Ultimately, Belushi and Candy were brothers from another mother. They were friends, excellent team players, men who challenged conventional notions of attraction, and engendered enormous audience affections that continue long after their departure. For whatever vices they picked up that should have been left behind, perhaps even those were simply part of how they treated their art and their lives, from the cardinal rules that everyone is taught to do in improvisation: say yes, explore, and heighten. And in the best moments, and the detrimental moments, they kept to that standard.
Belushi would have been 65 and Candy would have been 63 today. And they would have been as grief-stricken as we have been at the recent loss of their friend Harold Ramis.
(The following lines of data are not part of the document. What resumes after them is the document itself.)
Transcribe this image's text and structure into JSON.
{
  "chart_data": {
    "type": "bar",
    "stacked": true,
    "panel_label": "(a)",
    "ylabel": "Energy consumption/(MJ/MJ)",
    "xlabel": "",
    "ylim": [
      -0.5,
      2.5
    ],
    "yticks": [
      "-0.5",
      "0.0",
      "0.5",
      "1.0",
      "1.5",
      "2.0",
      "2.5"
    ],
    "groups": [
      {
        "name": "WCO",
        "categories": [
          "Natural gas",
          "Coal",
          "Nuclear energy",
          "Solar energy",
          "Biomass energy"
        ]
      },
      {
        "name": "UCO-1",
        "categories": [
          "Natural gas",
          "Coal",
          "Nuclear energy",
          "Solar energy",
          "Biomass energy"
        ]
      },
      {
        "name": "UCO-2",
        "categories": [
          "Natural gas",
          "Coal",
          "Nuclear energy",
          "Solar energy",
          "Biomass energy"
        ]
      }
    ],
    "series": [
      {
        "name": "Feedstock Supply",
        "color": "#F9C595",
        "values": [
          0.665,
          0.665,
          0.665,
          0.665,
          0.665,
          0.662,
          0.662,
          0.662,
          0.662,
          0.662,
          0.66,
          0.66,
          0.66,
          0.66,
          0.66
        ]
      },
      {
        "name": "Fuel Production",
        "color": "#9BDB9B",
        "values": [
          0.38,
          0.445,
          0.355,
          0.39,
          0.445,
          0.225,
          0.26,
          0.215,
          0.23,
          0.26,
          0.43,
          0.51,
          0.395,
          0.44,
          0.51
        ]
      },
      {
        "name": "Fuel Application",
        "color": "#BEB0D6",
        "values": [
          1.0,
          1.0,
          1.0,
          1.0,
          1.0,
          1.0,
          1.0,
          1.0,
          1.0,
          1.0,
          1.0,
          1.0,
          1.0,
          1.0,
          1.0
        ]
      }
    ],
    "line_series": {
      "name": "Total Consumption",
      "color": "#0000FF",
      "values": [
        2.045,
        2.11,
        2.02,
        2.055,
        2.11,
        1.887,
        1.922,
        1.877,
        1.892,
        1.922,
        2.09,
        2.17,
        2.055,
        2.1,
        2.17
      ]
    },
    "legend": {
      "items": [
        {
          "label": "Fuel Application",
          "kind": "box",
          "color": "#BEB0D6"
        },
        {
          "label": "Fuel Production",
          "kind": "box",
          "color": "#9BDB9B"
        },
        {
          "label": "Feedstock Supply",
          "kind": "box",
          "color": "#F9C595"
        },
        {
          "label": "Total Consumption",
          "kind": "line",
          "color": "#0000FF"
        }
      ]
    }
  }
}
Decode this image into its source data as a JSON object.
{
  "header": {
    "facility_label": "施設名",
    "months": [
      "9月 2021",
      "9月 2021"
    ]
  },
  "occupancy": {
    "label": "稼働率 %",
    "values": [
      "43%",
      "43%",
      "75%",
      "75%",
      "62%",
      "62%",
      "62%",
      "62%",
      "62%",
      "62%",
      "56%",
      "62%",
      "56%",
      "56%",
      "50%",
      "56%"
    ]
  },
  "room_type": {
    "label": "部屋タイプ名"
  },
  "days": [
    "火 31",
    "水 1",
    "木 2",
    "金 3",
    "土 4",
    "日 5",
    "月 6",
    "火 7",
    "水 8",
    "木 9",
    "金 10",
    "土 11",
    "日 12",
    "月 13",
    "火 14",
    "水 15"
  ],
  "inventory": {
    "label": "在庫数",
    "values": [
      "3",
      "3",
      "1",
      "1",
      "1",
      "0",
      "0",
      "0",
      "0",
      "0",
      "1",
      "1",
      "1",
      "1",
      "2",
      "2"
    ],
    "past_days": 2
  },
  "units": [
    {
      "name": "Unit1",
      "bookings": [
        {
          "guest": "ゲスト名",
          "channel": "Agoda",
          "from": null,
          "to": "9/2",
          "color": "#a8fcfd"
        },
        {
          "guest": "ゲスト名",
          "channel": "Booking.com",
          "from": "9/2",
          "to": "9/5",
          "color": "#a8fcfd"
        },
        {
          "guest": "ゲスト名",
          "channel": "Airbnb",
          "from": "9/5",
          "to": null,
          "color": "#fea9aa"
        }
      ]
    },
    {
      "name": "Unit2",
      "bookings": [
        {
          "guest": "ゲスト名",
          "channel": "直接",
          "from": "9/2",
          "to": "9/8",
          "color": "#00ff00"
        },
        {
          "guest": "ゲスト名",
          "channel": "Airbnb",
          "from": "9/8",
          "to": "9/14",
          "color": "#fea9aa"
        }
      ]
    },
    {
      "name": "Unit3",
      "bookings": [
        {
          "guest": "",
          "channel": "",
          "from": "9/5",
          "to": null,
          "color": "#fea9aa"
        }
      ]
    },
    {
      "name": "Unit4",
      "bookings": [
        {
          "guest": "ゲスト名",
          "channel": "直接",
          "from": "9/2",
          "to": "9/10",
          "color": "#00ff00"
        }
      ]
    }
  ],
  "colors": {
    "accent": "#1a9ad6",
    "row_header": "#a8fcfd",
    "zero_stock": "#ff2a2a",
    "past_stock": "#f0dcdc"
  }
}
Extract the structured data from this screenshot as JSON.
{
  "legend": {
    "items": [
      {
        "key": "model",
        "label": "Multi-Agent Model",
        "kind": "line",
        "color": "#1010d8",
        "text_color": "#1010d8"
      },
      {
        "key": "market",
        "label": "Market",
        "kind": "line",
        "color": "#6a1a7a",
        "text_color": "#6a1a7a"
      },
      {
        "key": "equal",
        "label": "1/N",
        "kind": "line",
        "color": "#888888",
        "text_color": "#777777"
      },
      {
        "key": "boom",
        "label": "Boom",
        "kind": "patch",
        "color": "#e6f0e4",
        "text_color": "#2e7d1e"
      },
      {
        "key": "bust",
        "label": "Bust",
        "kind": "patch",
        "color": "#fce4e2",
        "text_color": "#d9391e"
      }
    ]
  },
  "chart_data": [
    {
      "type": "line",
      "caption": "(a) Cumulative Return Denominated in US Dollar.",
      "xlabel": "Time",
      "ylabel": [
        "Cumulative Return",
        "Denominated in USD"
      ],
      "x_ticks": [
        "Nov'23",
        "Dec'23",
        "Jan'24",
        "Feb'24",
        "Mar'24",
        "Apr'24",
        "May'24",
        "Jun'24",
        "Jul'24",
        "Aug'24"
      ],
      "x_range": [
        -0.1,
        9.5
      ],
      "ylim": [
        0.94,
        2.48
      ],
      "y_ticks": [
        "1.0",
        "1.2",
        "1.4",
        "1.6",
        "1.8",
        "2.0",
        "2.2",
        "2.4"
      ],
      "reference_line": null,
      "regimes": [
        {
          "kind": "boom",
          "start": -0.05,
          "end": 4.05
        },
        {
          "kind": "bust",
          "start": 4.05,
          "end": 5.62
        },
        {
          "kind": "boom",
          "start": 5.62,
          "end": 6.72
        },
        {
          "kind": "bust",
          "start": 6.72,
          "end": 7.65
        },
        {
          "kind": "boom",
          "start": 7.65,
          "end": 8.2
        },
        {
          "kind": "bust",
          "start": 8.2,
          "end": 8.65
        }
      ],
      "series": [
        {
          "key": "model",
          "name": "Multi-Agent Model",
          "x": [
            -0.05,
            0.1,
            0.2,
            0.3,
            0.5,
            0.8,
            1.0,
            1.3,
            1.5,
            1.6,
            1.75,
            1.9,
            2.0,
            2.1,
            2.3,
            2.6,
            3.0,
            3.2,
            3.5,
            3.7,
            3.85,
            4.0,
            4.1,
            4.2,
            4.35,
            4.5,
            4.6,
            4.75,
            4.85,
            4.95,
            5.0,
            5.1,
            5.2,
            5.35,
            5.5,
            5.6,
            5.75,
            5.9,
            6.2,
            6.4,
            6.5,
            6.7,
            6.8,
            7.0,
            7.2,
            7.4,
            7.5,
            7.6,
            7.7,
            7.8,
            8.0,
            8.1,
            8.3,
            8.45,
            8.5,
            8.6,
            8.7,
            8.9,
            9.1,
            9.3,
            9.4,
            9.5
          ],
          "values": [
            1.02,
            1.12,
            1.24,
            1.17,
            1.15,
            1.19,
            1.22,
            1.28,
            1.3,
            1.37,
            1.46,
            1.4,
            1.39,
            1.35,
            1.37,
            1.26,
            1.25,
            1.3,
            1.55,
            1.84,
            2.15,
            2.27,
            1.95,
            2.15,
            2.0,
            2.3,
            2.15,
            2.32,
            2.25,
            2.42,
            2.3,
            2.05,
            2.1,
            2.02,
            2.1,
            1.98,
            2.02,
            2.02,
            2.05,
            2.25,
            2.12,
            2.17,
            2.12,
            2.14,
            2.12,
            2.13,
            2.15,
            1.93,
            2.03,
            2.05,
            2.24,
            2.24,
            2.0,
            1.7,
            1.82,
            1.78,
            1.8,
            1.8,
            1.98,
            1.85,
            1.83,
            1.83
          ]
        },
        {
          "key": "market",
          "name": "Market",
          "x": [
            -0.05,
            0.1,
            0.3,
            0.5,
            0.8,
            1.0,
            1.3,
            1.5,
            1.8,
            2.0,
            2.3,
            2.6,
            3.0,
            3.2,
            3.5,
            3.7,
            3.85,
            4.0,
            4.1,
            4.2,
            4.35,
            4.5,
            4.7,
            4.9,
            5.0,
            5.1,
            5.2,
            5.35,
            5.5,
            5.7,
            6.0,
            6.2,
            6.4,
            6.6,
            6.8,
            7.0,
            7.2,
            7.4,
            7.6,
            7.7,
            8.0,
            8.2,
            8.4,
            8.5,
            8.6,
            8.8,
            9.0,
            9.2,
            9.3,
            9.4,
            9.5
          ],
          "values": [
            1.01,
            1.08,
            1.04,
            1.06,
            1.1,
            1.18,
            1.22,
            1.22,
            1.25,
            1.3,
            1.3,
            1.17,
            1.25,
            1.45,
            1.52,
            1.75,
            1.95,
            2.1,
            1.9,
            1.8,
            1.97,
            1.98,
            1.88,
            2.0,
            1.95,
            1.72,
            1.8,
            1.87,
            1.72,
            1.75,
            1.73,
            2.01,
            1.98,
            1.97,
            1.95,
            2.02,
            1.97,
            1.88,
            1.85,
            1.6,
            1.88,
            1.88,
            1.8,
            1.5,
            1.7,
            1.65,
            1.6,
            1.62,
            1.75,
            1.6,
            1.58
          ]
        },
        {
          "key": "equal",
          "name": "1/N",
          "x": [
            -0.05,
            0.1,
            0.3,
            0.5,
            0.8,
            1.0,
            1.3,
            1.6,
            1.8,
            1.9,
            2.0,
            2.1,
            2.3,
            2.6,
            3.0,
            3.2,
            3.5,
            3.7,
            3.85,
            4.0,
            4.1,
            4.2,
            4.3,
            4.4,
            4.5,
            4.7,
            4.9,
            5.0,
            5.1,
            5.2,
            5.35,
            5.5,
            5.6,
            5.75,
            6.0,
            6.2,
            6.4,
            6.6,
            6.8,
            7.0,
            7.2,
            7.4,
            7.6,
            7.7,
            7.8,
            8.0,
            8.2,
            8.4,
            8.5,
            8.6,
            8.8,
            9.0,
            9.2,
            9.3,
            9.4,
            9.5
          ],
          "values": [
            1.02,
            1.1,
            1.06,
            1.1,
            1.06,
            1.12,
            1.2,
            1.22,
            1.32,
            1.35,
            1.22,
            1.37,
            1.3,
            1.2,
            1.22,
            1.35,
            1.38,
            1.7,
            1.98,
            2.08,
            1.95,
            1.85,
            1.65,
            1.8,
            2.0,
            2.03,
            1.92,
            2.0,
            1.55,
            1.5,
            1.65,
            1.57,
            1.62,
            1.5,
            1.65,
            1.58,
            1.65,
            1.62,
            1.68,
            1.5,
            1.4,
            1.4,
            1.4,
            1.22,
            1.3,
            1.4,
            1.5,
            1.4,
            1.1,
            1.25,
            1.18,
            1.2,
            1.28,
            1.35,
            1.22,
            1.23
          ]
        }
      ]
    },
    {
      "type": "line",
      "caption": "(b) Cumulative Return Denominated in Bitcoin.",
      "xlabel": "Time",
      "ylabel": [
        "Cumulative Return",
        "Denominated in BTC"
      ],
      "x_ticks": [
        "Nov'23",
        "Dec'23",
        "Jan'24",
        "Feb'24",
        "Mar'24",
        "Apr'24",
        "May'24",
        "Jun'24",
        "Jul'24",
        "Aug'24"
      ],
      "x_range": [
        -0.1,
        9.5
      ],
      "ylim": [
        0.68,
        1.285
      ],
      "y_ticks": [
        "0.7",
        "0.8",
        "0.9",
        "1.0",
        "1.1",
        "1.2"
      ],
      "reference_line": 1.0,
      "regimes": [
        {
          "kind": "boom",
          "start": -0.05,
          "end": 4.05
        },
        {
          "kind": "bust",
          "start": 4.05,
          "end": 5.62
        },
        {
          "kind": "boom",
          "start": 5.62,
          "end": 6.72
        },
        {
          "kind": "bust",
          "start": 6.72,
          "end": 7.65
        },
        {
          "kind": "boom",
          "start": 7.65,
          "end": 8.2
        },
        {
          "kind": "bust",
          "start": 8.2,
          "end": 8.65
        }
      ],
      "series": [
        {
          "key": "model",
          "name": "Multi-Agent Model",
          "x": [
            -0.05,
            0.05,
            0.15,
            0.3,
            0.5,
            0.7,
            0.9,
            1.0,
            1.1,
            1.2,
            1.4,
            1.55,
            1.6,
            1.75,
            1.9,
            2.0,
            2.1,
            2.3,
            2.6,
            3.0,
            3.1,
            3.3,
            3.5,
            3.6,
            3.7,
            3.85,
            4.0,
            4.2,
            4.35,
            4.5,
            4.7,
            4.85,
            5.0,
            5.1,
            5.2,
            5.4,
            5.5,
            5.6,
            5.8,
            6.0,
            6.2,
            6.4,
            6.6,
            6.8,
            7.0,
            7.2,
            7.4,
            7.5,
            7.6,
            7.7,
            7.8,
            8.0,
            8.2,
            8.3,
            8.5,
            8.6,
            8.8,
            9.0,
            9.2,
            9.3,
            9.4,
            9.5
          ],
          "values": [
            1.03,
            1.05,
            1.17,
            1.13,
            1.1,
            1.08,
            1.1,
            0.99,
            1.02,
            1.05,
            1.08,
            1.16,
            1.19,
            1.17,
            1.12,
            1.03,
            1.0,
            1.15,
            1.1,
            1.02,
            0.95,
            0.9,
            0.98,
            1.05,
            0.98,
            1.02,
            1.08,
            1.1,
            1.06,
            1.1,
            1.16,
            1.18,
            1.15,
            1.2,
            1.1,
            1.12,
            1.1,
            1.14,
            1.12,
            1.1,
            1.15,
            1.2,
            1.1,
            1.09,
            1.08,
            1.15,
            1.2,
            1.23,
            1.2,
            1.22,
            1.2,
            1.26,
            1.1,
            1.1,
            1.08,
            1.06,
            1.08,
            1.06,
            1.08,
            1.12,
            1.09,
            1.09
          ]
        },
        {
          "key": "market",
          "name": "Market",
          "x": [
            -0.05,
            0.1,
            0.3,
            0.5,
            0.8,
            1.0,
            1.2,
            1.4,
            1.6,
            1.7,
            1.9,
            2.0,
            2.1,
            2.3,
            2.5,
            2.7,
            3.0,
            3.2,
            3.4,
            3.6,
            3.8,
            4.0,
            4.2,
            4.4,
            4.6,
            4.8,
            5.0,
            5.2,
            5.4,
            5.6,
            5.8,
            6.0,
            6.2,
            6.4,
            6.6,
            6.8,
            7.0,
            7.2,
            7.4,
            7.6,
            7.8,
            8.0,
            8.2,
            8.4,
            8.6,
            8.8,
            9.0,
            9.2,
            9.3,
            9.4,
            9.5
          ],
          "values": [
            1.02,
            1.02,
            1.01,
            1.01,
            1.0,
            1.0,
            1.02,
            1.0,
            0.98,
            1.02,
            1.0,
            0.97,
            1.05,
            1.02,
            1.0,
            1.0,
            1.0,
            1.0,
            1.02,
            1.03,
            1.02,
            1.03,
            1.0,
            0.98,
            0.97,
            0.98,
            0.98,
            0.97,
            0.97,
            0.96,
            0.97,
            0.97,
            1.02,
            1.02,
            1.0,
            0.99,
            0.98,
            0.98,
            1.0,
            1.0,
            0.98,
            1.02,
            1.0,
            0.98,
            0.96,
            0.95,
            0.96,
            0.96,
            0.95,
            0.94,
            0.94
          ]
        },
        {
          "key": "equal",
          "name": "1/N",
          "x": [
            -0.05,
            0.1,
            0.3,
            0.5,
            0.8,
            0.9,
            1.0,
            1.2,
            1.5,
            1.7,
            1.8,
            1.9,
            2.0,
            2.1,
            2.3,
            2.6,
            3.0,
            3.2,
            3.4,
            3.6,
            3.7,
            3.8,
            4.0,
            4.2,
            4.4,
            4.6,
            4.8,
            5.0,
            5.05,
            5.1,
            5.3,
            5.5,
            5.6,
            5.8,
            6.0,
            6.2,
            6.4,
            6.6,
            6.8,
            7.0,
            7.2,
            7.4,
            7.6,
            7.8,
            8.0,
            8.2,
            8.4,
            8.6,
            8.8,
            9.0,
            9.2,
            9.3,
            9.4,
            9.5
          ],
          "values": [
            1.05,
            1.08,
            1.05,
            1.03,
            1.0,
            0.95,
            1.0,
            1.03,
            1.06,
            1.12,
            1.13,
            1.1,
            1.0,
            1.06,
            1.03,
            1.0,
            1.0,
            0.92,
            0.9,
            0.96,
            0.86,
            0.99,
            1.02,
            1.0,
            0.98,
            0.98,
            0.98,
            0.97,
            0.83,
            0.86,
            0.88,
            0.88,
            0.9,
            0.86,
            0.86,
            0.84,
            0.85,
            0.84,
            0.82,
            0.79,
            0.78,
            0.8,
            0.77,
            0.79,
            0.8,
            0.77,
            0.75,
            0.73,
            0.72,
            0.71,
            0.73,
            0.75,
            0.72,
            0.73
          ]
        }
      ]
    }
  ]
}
As all three of them were when Doug Kenney inexplicably departed before properly enjoying the success of the movies he co-wrote with or for them.
In his exploration on Belushi's legacy, Roger Ebert observed, "Tragedy is when you know not only what was, but what could have been." That's why my elders have not forgotten the shock of their fallen heroes, nor I mine. I think if there is a difference, it's because, well, if the two Johns stuck around a little longer, we would have had a lot more laughs in the world. And we're always going to need those.
But thankfully, we have what they left behind, which is still a lot of great stuff.
Little Chocolate Donuts will always be the donuts of champions!
And Johnny LaRue will always be NOT GAY!